Maybe with Dean, I could even enjoy it.
“I don’t care how long it takes you to get over your fear,” Dean said as we broke. “I love you, Griff.”
“You…” I looked at him wide-eyed. Had he just said what I thought he’d said?
Dean laughed softly, amused by my shocked expression. “You can’t tell me that surprises you.”
“But no one’s ever said that to me,” I got out.
“And that’s just my luck,” Dean said, kissing my forehead. “But no one’s ever confessed to me either. And do you know why?”
I shook my head. I couldn’t see how someone like Dean had managed to go through life without omegas throwing themselves at him left and right.
“Because I could never really get interested in the omegas who tried to date me,” Dean explained. “Because part of me was always stuck on you.”
But how could that be?
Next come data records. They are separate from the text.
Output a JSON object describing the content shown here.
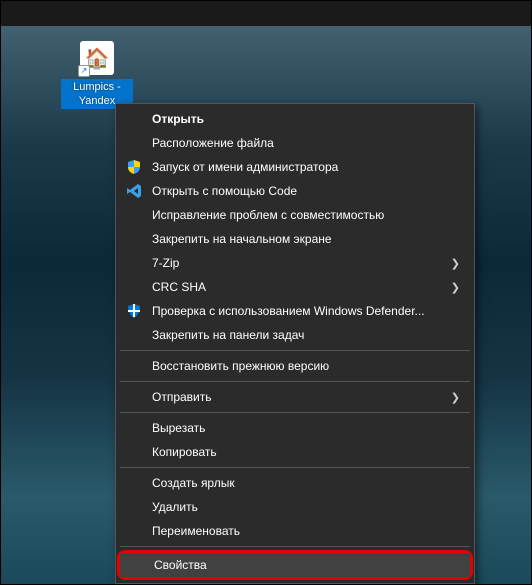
{
  "desktop_icon": {
    "label": "Lumpics - Yandex",
    "glyph": "🏠"
  },
  "context_menu": {
    "open": "Открыть",
    "file_location": "Расположение файла",
    "run_as_admin": "Запуск от имени администратора",
    "open_with_code": "Открыть с помощью Code",
    "troubleshoot_compat": "Исправление проблем с совместимостью",
    "pin_to_start": "Закрепить на начальном экране",
    "sevenzip": "7-Zip",
    "crc_sha": "CRC SHA",
    "scan_defender": "Проверка с использованием Windows Defender...",
    "pin_to_taskbar": "Закрепить на панели задач",
    "restore_previous": "Восстановить прежнюю версию",
    "send_to": "Отправить",
    "cut": "Вырезать",
    "copy": "Копировать",
    "create_shortcut": "Создать ярлык",
    "delete": "Удалить",
    "rename": "Переименовать",
    "properties": "Свойства"
  }
}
I tilted my head at Dean, heart threatening to thump out of my chest. “I never knew.”
“No.” He laughed again. A good-natured sound. “You were always adorably oblivious. Of course, I didn’t think it was quite so adorable when I was a teen.”
I punched his arm. “You could have said something.”
“Nah.” He waved me off. “You weren’t interested back then and I couldn’t stand the thought of losing you.”
“I might have been interested!” I just kept myself from pouting. If Dean had confessed to me all those years ago, I would never have made out with that dick Thomas Dayson in high school.
“Might have been?” One of Dean’s eyebrows arched up.
I gave him a shrug. “You may have noticed I can be slow about these things, but I can’t picture a version of me that could have resisted you at any time. I was heartbroken when you moved.” I leaned into Dean’s shoulder.